The 3rd Corps and U.S. Army Tank Automotive Research, Development and Engineering Center, or TARDEC, based on Fort Hood, Texas, hosted the first Robotics Rodeo to showcase what’s new in the world of automation.
“The number one goal is to save the lives of our soldiers,” said Lt. Col. Barry “Chip” Daniels, 3rd Corps’ robotics project officer said in a Sept. 9 interview on “Armed with Science: Research and Applications for the Modern Military” on Pentagon Web Radio.
The rodeo was intended to foster better communication between soldiers and robotics developers. In this forum, soldiers can offer information on what they actually need in theater, and developers can share what technology is available in the development stage, as opposed to the fielding stage, Daniels said.
More than 30 exhibitors were on hand to display the latest in autonomous robotics, a capability that allows robots to function without a user interface, which helps in areas with limited communications or when soldiers have other tasks to focus on.
“There are a lot of enabling technologies and we saw a lot of examples at the rodeo,” said Jim Overholt, director of the Joint Center for Robotics at TARDEC. “Robots are still in their infancy. If we don’t have the robots keeping up with the operational tempo of what the troops are used to, they will leave the robots behind.”
Daniels advised thinking beyond common perceptions of what robots are capable of when thinking of how they might help the military.

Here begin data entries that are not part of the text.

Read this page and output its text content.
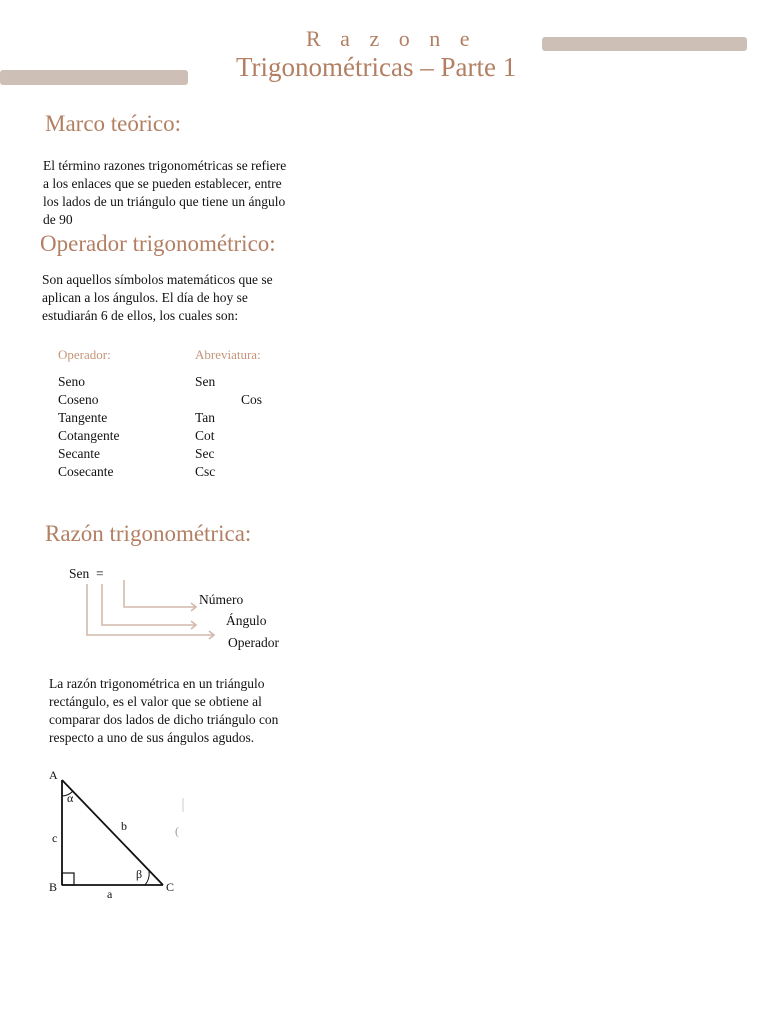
R a z o n e
Trigonométricas – Parte 1
Marco teórico:

El término razones trigonométricas se refiere

a los enlaces que se pueden establecer, entre

los lados de un triángulo que tiene un ángulo

de 90

Operador trigonométrico:

Son aquellos símbolos matemáticos que se

aplican a los ángulos. El día de hoy se

estudiarán 6 de ellos, los cuales son:

Operador:	Abreviatura:
Seno	Sen
Coseno	Cos
Tangente	Tan
Cotangente	Cot
Secante	Sec
Cosecante	Csc
Razón trigonométrica:
Sen  =
Número
Ángulo
Operador

La razón trigonométrica en un triángulo

rectángulo, es el valor que se obtiene al

comparar dos lados de dicho triángulo con

respecto a uno de sus ángulos agudos.

A
B	C
c
b
a
α
β
(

“Often we fall victim to what Hollywood tells us a robot can do,” he said. “If they [soldiers] know what the robot is capable of doing, they can see the utility in having it fielded.”
Overholt said he is excited that technology developers who have been hearing the need for more mobile platforms, higher rates of speed and stability, are responding to the demand.
Soldiers’ feedback is valuable in updating technology and helps with the development phase in all areas, from design of robots to the size of battery packs, he said.
TARDEC also has embedded engineers in Afghanistan and Iraq to see firsthand how soldiers would use the equipment and get insight from the field on how to design it.
Because many of today’s soldiers grew up with gaming consoles, TARDEC designed many of the robots to be operated with joysticks.
“It's amazing, you give some of these soldiers robots that can be controlled from a game station or a simple controller and it’s not a matter of reading manuals, they are operating that robot in a matter of minutes,” Overholt said.
One of the main purposes of having the robots is to simplify capabilities so soldiers are not distracted from what is going on around them.
The robotic technology showcased at the rodeo was designed to help the military with four missions: route clearance, to allow robots to sweep areas instead of troops; logistic convoys, in which robots travel alone between different points; persistent stare, where the robots can observe an area with artificial intelligence alerts; and as future robotic wingmen to augment the current manned combat force, Daniels said.
"The learning that took place on both sides was wonderful to witness," Overholt said.
Daniels agreed that the collaboration between soldiers and robot developers must continue. “Until the systems are in the hands of the soldiers, we are not done," he said.
(Christen N. McCluney works in the Defense Media Activity’s emerging media directorate.)